- Education: University of Belgrade; University of California, Los Angeles; University of California, Berkeley;
- Scientific career
- Fields: Electrical engineering
- Institutions: UCLA Henry Samueli School of Engineering and Applied Science
- Thesis: Cognitive radios: system design perspective (2007)
- Doctoral advisor: Robert W. Brodersen
- Website: cores.ee.ucla.edu

= Danijela Cabric =

American electrical engineer

	Danijela Branislav Cabric is a Serbian-American electrical engineer. She is a professor in the Department of Electrical and Computer Engineering at the University of California, Los Angeles. In 2021, Cabric was elected a Fellow of the Institute of Electrical and Electronics Engineers (IEEE) for her "contributions to theory and practice of spectrum sensing and cognitive radio systems."

==Early life and education==
Cabric received her diploma in engineering from the University of Belgrade in 1998. She completed her master's degree in electrical engineering at the University of California, Los Angeles, in 2001 and her Ph.D. in the same subject from the University of California, Berkeley, in 2007. As a graduate student, Cabric's first project was to design a high-speed frequency-hopping system, which resulted in the fastest frequency-hopping system ever built.

==Career==
Upon completing her formal education, Cabric accepted a faculty position at the UCLA Henry Samueli School of Engineering and Applied Science as an assistant professor in 2007. In this role, she continued her research into physical and network layer design for cognitive radios for opportunistic spectrum sharing; cognitive radio algorithms and architectures for spectrum sensing; adaptive transmission and spatial processing; and the development of wireless testbeds to support physical and network experiments. Her work was recognized by the Intelligence Advanced Research Projects Activity (IARPA) and she was the recipient of a $500,000 seed contract to improve the safety of large-scale information systems. Cabric was also recognized for her efforts with the National Science Foundation (NSF) CAREER Award.

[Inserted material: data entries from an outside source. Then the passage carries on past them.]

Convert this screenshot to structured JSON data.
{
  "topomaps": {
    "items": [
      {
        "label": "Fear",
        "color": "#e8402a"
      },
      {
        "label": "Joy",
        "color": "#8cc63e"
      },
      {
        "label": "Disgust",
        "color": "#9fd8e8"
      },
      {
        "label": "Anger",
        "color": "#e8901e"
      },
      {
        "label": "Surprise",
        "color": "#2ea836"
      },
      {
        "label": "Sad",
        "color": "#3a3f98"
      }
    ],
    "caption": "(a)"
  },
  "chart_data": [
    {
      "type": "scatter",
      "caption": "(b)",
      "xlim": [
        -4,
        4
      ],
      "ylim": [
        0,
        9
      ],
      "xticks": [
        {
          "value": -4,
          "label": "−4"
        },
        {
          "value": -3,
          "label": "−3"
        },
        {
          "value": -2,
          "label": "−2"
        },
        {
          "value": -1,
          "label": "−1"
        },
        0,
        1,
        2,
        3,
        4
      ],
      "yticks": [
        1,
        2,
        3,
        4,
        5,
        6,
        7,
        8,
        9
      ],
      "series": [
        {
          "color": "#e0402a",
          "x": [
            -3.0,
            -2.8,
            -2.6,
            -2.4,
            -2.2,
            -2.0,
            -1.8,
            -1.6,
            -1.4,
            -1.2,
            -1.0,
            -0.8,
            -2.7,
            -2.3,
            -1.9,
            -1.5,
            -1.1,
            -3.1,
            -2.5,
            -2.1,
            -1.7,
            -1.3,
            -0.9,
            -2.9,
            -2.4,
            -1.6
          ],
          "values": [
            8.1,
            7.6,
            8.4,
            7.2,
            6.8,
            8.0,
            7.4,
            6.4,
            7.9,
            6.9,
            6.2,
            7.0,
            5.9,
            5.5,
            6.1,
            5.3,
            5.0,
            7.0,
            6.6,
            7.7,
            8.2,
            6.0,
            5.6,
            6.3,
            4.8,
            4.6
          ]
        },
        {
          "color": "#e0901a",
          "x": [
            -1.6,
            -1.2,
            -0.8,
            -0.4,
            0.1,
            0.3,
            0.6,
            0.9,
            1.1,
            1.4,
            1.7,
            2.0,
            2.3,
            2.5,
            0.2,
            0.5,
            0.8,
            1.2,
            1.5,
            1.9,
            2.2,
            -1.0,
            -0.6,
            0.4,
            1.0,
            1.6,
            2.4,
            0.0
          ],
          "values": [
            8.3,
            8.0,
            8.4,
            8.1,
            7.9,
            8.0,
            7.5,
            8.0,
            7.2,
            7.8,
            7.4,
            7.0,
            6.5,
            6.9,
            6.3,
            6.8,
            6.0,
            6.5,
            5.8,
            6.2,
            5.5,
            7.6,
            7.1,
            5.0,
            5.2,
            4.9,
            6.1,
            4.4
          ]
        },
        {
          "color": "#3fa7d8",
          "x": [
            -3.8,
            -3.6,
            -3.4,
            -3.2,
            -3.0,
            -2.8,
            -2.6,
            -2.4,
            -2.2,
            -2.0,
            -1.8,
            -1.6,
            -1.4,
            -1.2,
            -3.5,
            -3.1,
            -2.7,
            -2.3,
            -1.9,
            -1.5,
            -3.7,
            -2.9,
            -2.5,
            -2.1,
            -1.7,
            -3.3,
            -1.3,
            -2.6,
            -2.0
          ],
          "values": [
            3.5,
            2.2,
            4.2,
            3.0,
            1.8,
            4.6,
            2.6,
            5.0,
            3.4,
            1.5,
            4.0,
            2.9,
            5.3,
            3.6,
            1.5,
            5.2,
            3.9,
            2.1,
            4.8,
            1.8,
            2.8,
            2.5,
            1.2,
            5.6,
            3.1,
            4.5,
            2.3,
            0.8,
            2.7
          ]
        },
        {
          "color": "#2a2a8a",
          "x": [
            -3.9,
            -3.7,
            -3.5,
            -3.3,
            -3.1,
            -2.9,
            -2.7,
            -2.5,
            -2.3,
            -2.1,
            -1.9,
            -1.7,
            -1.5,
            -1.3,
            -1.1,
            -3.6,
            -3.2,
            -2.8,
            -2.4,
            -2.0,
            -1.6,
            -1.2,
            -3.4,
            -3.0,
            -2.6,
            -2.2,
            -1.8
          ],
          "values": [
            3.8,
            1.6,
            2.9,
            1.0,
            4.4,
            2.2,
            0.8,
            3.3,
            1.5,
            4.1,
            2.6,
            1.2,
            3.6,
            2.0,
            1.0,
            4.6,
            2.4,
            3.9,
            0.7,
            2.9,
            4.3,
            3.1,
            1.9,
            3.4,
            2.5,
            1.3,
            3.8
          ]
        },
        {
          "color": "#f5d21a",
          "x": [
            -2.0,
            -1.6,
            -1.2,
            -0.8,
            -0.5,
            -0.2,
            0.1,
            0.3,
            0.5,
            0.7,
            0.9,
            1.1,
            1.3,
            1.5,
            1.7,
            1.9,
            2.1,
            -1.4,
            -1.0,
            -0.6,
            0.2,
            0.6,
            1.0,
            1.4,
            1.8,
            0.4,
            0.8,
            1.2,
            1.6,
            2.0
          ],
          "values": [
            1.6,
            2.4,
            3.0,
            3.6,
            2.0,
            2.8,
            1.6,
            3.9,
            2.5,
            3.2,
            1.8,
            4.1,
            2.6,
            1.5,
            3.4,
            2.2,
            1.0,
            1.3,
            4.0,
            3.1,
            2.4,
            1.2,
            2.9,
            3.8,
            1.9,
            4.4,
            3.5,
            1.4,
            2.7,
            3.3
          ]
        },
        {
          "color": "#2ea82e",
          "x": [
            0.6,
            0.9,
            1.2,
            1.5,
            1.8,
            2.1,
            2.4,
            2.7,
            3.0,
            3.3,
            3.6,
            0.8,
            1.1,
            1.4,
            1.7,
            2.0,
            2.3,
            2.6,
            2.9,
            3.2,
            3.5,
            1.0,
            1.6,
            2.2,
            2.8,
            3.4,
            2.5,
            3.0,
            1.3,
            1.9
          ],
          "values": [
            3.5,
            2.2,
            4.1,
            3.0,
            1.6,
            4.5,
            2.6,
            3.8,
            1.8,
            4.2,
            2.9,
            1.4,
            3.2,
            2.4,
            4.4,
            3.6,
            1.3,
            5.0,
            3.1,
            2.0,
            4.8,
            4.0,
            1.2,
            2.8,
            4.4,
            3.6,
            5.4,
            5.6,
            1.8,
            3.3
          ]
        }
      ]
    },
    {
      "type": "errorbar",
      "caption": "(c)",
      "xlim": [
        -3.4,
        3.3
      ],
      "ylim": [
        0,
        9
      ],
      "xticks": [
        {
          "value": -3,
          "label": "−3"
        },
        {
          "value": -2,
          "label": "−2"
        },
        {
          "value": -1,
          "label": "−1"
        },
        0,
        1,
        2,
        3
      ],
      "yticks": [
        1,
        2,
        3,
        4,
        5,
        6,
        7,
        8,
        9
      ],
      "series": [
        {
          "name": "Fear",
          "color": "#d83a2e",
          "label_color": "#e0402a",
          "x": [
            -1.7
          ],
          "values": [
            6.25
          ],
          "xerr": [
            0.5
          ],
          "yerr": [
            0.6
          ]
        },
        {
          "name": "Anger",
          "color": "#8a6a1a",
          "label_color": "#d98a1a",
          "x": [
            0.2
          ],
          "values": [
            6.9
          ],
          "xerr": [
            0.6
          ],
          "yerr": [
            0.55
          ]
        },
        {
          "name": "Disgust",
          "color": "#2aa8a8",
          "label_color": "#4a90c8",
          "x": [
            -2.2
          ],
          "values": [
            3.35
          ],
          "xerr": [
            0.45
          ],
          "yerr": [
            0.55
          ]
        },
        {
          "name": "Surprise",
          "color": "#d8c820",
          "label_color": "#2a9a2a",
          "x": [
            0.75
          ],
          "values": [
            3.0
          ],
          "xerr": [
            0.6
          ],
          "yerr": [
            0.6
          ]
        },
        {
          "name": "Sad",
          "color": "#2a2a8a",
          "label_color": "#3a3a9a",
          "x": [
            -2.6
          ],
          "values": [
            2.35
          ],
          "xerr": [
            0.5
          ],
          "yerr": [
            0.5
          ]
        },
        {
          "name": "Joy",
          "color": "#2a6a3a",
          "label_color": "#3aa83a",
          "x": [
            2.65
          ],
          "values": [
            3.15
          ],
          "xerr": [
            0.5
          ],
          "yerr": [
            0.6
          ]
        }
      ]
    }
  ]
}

Throughout her tenure at UCLA, Cabric has led the Cognitive Reconfigurable Embedded Systems (CORES) research laboratory that focuses on the "theoretical modeling, algorithmic development, system implementation and experimental validation of the emerging wireless technologies including 5G millimeter-wave communications, distributed communications and sensing for Internet of Things, and machine learning for wireless networks co-existence and security." As a result of her efforts, Cabric appeared in the 2017 documentary Bombshell: The Hedy Lamarr Story. In 2018, she was selected to serve as an Institute of Electrical and Electronics Engineers (IEEE) ComSoc Distinguished Lecturer and later received their Best Paper Award.

In 2020, Cabric and two of her graduate students received the Best Paper Award for their paper mRAPID: Machine Learning Assisted Noncoherent Compressive Millimeter-Wave Beam Alignment at 4th ACM Workshop on Millimeter-Wave Networks and Sensing Systems. She was also the recipient of the 2020 Qualcomm Faculty Award. In 2021, Cabric was elected a Fellow of the IEEE for her "contributions to theory and practice of spectrum sensing and cognitive radio systems."